Die Krankenkassen lehnen es ab, DocMorris und die Europa Apotheek Venlo (EAV) wegen mutmaßlicher Verstöße gegen den Rahmenvertrag von der Versorgung auszuschließen. Hier ist eigentlich die Einhaltung der Preisbindung gefordert. Doch laut Stellungnahme des GKV-Spitzenverbands wirkt sich das EuGH-Urteil zu Rx-Boni auch auf den Rahmenvertrag aus. Eine Gruppe von Apothekern fordert dennoch Sanktionen gegen DocMorris und hat dem Kassenverband nun neue Beweise vorgelegt.
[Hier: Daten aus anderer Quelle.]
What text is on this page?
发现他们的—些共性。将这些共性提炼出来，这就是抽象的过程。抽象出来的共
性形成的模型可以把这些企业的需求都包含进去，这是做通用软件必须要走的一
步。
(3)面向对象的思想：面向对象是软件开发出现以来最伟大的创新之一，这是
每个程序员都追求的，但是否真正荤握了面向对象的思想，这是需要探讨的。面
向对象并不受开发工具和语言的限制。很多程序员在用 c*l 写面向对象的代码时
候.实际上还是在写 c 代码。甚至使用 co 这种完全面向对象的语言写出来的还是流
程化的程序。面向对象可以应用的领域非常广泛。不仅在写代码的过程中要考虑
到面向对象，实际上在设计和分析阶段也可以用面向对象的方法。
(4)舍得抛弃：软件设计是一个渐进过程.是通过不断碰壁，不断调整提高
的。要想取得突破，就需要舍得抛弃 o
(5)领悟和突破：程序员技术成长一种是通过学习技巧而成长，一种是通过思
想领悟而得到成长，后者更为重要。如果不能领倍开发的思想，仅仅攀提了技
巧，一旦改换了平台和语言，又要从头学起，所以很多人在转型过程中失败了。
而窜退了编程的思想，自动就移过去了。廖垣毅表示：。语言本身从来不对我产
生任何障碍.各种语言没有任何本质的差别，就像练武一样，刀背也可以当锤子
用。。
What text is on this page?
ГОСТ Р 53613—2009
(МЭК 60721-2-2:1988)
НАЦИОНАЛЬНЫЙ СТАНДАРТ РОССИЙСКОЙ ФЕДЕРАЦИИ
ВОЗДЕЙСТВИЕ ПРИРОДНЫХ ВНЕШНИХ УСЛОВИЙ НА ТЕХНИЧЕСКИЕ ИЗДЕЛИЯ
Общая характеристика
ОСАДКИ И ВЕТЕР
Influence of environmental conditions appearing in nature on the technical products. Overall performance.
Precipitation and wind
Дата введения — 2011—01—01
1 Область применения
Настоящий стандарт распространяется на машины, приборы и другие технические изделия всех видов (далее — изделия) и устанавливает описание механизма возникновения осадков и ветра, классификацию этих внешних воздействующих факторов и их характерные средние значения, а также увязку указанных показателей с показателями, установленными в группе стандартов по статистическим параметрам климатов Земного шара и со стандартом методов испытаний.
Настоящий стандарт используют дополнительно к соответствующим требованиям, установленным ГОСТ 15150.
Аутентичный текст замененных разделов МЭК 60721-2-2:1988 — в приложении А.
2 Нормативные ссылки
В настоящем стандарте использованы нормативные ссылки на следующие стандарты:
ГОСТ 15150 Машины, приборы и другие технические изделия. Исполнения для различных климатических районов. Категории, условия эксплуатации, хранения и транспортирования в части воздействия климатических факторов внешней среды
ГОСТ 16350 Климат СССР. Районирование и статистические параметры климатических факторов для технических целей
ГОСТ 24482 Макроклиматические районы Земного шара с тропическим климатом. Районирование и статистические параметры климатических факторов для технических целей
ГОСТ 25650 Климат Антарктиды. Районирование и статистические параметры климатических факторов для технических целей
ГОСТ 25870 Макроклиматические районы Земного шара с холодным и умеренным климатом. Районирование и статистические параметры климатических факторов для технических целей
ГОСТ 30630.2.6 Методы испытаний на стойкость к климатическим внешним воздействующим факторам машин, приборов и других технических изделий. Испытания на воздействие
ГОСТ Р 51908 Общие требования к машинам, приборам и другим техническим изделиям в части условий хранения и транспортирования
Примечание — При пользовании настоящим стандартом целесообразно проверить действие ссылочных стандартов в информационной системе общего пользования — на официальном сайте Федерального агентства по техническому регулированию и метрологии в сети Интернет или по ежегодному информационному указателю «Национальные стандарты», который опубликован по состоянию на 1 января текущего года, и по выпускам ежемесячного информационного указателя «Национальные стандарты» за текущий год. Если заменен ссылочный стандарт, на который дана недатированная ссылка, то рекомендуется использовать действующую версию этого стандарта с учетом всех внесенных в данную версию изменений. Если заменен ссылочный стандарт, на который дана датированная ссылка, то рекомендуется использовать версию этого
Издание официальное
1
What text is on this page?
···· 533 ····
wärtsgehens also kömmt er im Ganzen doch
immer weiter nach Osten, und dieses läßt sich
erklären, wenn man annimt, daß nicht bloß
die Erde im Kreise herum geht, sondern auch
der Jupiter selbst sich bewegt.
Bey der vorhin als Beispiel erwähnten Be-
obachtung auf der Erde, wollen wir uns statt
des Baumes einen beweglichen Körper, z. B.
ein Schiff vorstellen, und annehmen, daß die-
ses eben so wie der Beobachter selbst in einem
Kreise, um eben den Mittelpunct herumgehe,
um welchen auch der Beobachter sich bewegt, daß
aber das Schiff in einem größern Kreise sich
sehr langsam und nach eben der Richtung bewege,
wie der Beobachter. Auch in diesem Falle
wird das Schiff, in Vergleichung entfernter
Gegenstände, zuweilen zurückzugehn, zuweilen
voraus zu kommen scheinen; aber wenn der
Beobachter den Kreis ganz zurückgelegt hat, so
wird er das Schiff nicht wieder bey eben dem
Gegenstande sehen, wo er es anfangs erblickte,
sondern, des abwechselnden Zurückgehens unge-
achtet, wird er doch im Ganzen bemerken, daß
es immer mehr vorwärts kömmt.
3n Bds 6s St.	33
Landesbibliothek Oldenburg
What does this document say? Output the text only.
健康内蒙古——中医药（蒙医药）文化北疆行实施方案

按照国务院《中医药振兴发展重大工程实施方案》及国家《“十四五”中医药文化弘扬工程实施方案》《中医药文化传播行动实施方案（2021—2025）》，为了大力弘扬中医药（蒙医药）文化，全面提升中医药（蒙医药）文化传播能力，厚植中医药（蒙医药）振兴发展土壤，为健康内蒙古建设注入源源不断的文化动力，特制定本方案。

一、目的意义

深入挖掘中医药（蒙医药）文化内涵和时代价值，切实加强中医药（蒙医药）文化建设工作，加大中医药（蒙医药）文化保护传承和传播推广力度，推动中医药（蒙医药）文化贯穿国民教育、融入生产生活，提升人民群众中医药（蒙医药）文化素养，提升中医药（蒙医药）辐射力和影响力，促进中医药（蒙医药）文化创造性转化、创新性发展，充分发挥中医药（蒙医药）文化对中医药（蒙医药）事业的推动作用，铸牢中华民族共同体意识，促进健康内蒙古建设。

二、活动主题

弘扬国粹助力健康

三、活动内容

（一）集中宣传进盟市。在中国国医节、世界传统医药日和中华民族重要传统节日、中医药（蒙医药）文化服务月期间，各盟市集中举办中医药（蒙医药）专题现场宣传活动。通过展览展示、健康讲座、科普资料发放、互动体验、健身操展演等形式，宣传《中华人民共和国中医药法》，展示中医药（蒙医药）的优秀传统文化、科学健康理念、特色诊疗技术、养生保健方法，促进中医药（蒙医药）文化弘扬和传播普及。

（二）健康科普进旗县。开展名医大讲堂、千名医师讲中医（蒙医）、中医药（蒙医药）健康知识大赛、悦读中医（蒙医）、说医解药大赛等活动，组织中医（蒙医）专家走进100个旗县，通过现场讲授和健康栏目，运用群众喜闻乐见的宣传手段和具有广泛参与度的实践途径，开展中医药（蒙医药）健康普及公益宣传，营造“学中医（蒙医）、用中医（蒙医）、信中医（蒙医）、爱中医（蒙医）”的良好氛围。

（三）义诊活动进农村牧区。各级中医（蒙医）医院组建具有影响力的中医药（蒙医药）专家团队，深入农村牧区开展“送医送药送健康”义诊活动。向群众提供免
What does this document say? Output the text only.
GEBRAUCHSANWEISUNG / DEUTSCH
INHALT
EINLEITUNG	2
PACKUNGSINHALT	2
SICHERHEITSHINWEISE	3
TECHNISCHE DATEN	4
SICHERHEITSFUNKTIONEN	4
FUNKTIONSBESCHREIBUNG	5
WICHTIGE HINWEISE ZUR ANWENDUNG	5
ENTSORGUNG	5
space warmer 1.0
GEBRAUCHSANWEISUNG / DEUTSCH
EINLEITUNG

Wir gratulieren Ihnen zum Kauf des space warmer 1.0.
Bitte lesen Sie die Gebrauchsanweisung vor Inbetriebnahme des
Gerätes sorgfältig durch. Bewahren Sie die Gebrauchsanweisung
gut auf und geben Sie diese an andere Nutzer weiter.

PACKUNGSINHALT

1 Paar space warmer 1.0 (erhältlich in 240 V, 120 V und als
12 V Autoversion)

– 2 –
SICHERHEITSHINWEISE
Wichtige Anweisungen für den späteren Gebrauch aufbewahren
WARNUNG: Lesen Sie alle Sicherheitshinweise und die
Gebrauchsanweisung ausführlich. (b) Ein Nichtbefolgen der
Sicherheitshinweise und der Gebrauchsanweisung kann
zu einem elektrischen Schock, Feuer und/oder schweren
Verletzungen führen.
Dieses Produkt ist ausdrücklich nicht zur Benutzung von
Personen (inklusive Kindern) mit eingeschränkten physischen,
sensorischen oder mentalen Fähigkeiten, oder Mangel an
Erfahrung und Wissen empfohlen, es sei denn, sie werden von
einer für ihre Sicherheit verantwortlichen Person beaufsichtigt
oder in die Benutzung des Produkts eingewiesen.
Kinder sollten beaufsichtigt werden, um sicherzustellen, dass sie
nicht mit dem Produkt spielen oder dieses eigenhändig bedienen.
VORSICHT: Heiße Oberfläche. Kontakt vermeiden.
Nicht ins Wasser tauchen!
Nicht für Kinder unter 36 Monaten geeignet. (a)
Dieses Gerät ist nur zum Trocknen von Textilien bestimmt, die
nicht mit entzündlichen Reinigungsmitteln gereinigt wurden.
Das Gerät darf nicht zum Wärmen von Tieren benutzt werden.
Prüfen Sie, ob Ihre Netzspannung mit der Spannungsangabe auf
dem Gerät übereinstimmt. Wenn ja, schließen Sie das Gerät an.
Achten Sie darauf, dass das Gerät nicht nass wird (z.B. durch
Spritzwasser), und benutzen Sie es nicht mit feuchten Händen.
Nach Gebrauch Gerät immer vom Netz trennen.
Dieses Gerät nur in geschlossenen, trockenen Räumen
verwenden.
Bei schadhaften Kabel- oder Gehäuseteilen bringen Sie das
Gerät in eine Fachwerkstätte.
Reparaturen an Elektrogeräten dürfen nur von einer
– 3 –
Mitte November hatten neun Apotheker erstmals den Ausschluss der beiden niederländischen Versender von der Versorgung von Kassenpatienten für zwei Jahre gefordert. Die Kanzlei Hönig und Partner aus Leipzig hatte in ihrem Auftrag ein Gutachten erstellt und Verstöße gegen Vorgaben des Rahmenvertrags moniert. Es geht um die jeweiligen Bonus-Modelle von DocMorris und der Europa Apotheek.

Zwar hatte der EuGH ausländische Versender von der Preisbindung freigestellt, die Bonusmodelle seien aber dennoch „als gröbliche und wegen ihres fortdauernden Einsatzes auch als wiederholte Verstöße gegen Rahmenvertrag zu sehen“, schrieb Hönig und Partner. Ausländische Versandapotheken stünden nach dem EuGH-Urteil vor der Wahl: Einzelvertrag ohne Herstellerrabatterstattung oder Rahmenvertrag mit Preisbindung. Eine „Rosinenpickerei“ sei ausgeschlossen. Mit dem Beitritt zum Rahmenvertrag hätten sich die Versender verpflichtet, die AMPreisV einzuhalten.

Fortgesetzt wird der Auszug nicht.